Eastman also acknowledged that his plan likely would lose in court, Jacob said. He said that in the long discussion with Eastman on January 5, he acknowledged that the Supreme Court would reject the plan. While Eastman argued that the vote would be 7-2 against the plan, Jacob said, he later agreed that it would more likely be 9-0.

But Eastman still advanced the plan, and spoke at the rally at the Ellipse on the morning January 6.

PREVIOUSLY: The January 6th Commission, once again getting the spotlight from broadcast and cable networks for its latest hearing, focused its attention on the pressure that President Donald Trump placed on Vice President Mike Pence to reject the electoral vote count in favor of Joe Biden on January 6.

“Donald Trump wanted mike pence to do something no Vice President has ever done,” said the committee’s chairman, Rep. Bennie Thompson (D-MS), at the outset of the hearing.

“Mike Pence said no — he resisted the pressure., he knew it was illegal. He knew it was wrong,” Thompson said, adding that the president then “turned the mob on him,” a mob that was captured on video outside the Capitol chanting ‘Hang Mike Pence.'” The committee played video of Trump’s speech at the Ellipse before the Capitol attack, in which he called on Pence to block the electoral results, followed by clips of angry Trump supporters threatening the vice president. The video segment ended up with picture of a makeshift noose set up on Capitol grounds.
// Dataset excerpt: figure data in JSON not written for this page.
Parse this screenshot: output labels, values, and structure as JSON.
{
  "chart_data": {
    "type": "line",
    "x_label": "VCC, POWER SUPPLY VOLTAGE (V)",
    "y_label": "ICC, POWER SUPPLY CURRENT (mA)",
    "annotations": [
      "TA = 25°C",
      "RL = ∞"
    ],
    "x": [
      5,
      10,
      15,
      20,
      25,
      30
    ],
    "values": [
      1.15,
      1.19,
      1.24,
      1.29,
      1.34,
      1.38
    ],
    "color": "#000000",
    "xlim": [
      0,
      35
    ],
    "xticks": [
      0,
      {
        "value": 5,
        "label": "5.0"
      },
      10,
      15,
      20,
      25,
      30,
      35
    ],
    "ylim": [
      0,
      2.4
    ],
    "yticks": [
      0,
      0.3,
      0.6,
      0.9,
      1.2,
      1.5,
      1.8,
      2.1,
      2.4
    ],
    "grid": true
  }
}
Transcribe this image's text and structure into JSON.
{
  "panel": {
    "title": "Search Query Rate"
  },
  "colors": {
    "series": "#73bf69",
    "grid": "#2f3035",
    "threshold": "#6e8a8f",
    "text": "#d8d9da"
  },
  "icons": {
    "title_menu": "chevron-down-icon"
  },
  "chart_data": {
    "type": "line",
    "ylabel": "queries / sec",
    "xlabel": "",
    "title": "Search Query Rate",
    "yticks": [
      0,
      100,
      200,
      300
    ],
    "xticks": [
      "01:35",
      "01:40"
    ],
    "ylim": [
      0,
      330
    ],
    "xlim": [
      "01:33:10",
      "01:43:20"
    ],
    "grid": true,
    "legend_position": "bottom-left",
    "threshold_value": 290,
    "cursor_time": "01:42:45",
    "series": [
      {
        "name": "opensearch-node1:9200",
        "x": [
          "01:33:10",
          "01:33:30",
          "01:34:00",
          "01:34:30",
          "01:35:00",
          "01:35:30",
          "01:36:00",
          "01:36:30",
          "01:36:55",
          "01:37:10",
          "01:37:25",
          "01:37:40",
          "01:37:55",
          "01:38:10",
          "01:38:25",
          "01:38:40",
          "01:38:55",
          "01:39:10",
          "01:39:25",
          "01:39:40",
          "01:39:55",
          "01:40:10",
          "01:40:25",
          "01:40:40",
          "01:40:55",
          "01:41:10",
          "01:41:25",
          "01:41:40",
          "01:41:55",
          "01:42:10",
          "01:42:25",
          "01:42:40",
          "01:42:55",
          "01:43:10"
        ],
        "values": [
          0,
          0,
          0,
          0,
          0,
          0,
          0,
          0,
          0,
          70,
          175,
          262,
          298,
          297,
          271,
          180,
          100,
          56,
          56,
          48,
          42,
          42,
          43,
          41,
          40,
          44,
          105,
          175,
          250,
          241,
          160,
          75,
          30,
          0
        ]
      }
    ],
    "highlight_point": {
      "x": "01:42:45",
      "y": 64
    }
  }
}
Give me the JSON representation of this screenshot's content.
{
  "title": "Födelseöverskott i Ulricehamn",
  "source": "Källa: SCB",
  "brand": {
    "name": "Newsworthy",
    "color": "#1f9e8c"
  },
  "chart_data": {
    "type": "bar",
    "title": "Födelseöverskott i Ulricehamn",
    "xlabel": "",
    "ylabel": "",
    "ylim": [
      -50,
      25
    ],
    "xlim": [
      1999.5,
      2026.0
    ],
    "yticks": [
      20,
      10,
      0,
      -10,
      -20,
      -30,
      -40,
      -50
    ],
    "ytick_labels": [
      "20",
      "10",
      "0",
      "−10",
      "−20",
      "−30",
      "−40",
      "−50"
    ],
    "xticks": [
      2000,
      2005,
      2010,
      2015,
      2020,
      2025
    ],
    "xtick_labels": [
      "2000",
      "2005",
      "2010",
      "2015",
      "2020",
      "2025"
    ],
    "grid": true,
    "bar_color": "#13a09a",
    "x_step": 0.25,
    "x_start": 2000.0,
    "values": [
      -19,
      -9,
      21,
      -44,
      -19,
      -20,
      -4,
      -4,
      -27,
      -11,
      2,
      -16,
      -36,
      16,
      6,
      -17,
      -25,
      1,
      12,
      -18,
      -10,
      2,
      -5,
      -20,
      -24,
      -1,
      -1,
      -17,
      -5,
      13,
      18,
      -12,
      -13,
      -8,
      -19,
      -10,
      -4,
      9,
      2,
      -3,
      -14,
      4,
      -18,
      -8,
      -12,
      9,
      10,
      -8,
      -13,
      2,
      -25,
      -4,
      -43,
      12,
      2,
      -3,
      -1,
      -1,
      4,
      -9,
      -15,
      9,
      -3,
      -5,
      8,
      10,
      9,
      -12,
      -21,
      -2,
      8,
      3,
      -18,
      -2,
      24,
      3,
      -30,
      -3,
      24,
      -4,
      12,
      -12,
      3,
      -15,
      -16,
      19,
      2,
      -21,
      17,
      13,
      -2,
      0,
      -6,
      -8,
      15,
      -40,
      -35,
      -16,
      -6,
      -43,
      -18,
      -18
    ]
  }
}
Rep. Liz Cheney (R-WY) said that “what the president wanted the vice president to do was not just wrong; it was illegal and unconstitutional.”

The featured witnesses were to include Greg Jacob, Pence’s former counsel, and J. Michael Luttig, a retired judge for the U.S. Court of Appeals and informal adviser to the then-vice president.

Cheney has suggested that laws were broken as Trump, with the advice of attorney John Eastman, urged Pence to reject the electors, something that the vice president ultimately determined that he did not have the authority to do.

In the days leading up to this latest hearing, its vice chair, Cheney previewed its focus, dropping a clip on Twitter in which a White House attorney warned Eastman, in the aftermath of January 6, “Get a great f-ing criminal defense lawyer. You’re going to need it.”

New revelations about January 6 have emerged even outside the committee’s official proceedings.

As the Capitol was attacked, Pence was whisked away to his Senate office. ABC News’ Jon Karl released photos of Pence, as his wife, Karen, shut the curtains in the office, apparently concerned that they could be spotted by the mob below.

On Thursday, Axios reported that the committee would seek to interview Ginni Thomas, the wife of Supreme Court Justice Clarence Thomas, after reports that she contacted Eastman. Ginni Thomas had also contacted then-Chief of Staff Mark Meadows in the weeks after the election, as she embraced election fraud conspiracy theories.